Geçtiğimiz hafta Enerji ve Tabii Kaynaklar Bakanı Alparslan Bayraktar Türkiye'nin enerji tedariki ve üretiminde son 20 yılda katedilen yolu ve cari verileri paylaştı. Önemli olduğunu düşündüğüm notlarım şöyle:

-Ekonomimizin ve sanayimizin büyümesi sonucu Türkiye'nin enerji talebi son 20 yılda 3 katına çıktı. Zaten enerjide dışa bağımlı bir ülke olduğumuz düşünülünce ekonomimizin büyüyebilmesi bu bağımlılığın daha da artması anlamına geliyor. Halihazırda Türkiye'nin birincil enerji kaynaklarındaki ihtiyacının yaklaşık yüzde 67'si yurtdışından karşılanıyor. Hem bu oranı düşürmek hem de önümüzdeki 30 yıl içerisinde enerji üretimini karbon nötr haline getirmek Türkiye'nin enerji alanındaki hedefi.

-Türkiye rüzgâr ve güneş enerjisi üretimi konusunda dünyada 11'inci, Avrupa'da 5'inci sırada. Mevcut kapasiteye önümüzdeki 12 yıl boyunca her yıl 5000 megavat daha ekleme yapılacak. Bu alanda kullanılan ekipmanların yerli üretime de başlandı.

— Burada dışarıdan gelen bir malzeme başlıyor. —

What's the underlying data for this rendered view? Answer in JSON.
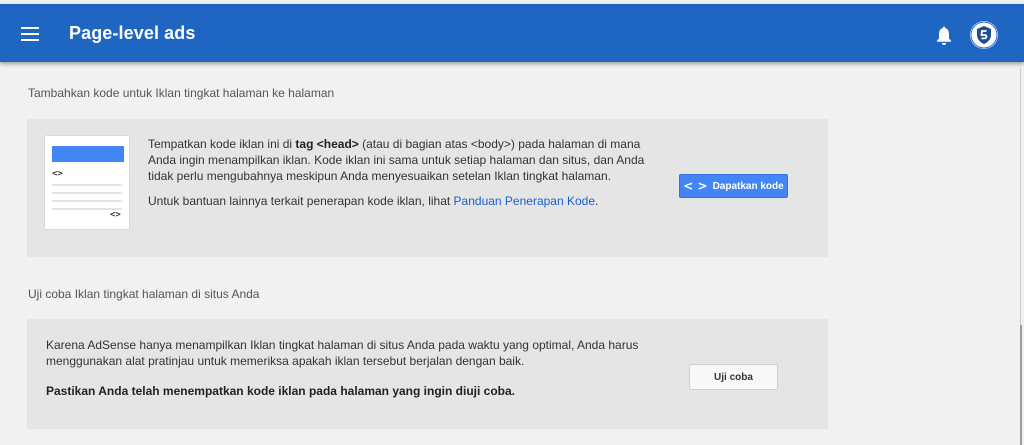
{
  "header": {
    "title": "Page-level ads"
  },
  "section1": {
    "heading": "Tambahkan kode untuk Iklan tingkat halaman ke halaman",
    "text_before_head": "Tempatkan kode iklan ini di ",
    "tag_label": "tag <head>",
    "text_after_head": " (atau di bagian atas <body>) pada halaman di mana Anda ingin menampilkan iklan. Kode iklan ini sama untuk setiap halaman dan situs, dan Anda tidak perlu mengubahnya meskipun Anda menyesuaikan setelan Iklan tingkat halaman.",
    "help_text": "Untuk bantuan lainnya terkait penerapan kode iklan, lihat ",
    "help_link": "Panduan Penerapan Kode",
    "help_end": ".",
    "thumb_code_1": "<>",
    "thumb_code_2": "<>",
    "button_icon": "< >",
    "button_label": "Dapatkan kode"
  },
  "section2": {
    "heading": "Uji coba Iklan tingkat halaman di situs Anda",
    "text": "Karena AdSense hanya menampilkan Iklan tingkat halaman di situs Anda pada waktu yang optimal, Anda harus menggunakan alat pratinjau untuk memeriksa apakah iklan tersebut berjalan dengan baik.",
    "note": "Pastikan Anda telah menempatkan kode iklan pada halaman yang ingin diuji coba.",
    "button_label": "Uji coba"
  },
  "colors": {
    "header_bg": "#1e66c2",
    "primary_button": "#4285f4",
    "link": "#1a5fd1",
    "card_bg": "#e5e5e5",
    "page_bg": "#f1f1f1"
  },
  "icons": [
    "menu-icon",
    "bell-icon",
    "avatar-shield-icon",
    "code-icon"
  ]
}
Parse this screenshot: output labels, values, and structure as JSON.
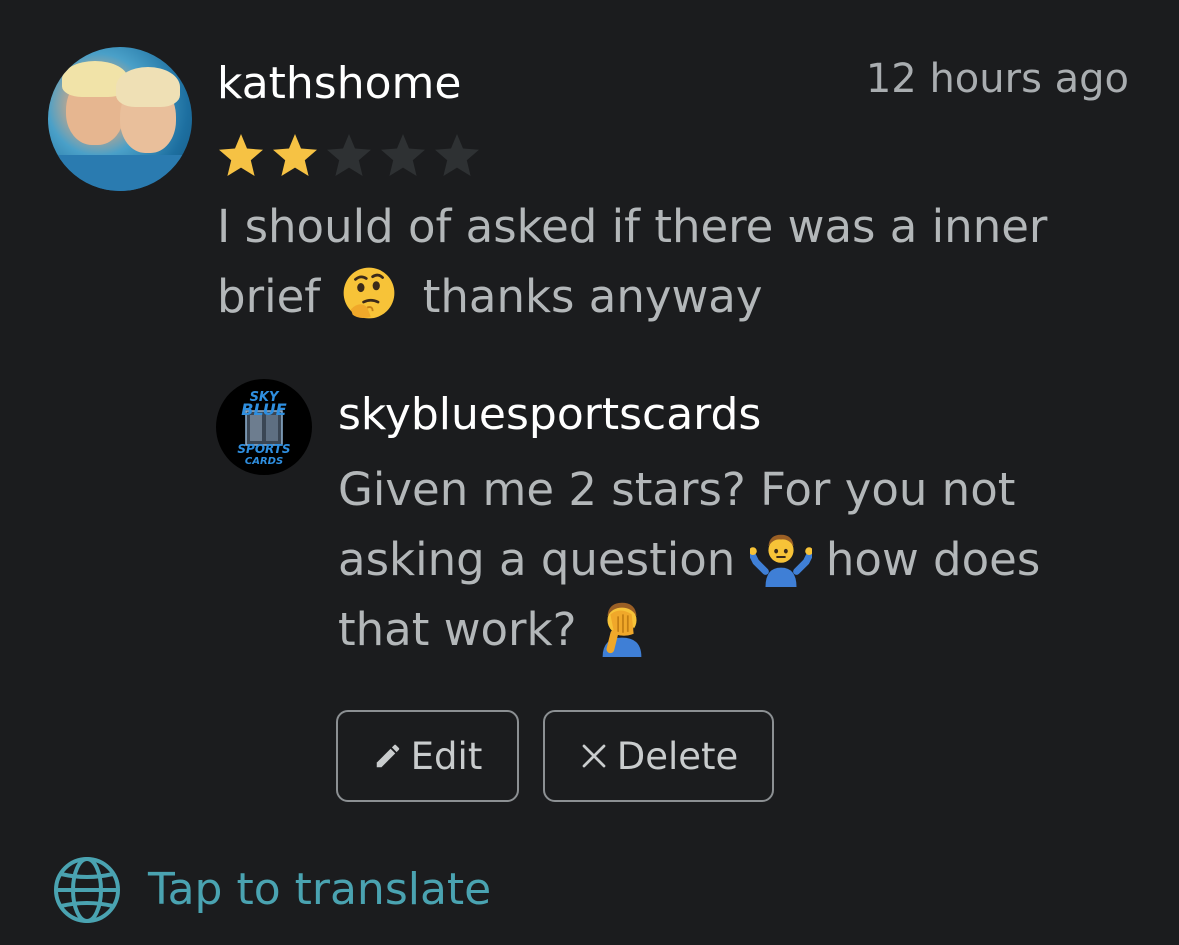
{
  "review": {
    "username": "kathshome",
    "timestamp": "12 hours ago",
    "rating": 2,
    "rating_max": 5,
    "text_before_emoji": "I should of asked if there was a inner brief",
    "emoji": "thinking-face",
    "text_after_emoji": "thanks anyway"
  },
  "reply": {
    "username": "skybluesportscards",
    "text_part1": "Given me 2 stars? For you not asking a question",
    "emoji1": "person-shrugging",
    "text_part2": "how does that work?",
    "emoji2": "person-facepalming",
    "avatar_logo_text": "SKY BLUE SPORTS CARDS"
  },
  "actions": {
    "edit_label": "Edit",
    "delete_label": "Delete"
  },
  "translate": {
    "label": "Tap to translate"
  },
  "colors": {
    "background": "#1b1c1e",
    "star_filled": "#f6c244",
    "star_empty": "#2e3133",
    "link": "#4aa3b1",
    "muted_text": "#b3b7b9"
  }
}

-Türkiye petrol ve doğalgazda dışa bağımlı. 2016'da Berat Albayrak'ın bakanlığı döneminde alınan gemilerle dünyanın en modern filolarından birisi oluşturuldu. O gün kimler bu yatırımlara karşı çıkıyordu biliyoruz. Karadeniz'de yapılan sondajların neticesi ortada. Bu gemiler sayesinde Akdeniz'de bayrak gösterebildik. Akdeniz'de aramaya başladığımızda beraber çalıştığımız servis şirketlerinin birçoğu bizi terk etti. Yani gemilerimiz olmasaydı sondaj yapamazdık. Bu aramalar sayesinde Karadeniz'de Cumhuriyet tarihinin en büyük doğalgaz keşfini yaptık. Bugün Türkiye'de 20 milyon hanenin yüzde 12-13'ünü kendi gazımızı kullanıyor. Yeni bir üretim gemisi daha aldık. 2026 sonunda 20 milyon metreküp günlük üretime ulaşacağız. Bu miktar bizim İran'dan aldığımız toplam gaz miktarına tekabül ediyor.

-Türkiye petrol konusunda yüzde 92 oranında dışa bağımlı. Artan ihtiyacımıza rağmen bu oran son yıllarda yapılan arama ve üretimler sayesinde azalıyor. Gabar'daki günlük üretimimiz 47 bin varil. İhtiyacımızın yüzde 5'ini Gabar karşılıyor. Yakın hedef Gabar'ı günlük yüz bin varile ulaştırabilmek. Üstelik Türkiye artık Somali'de de petrol arama çalışmaları yapıyor.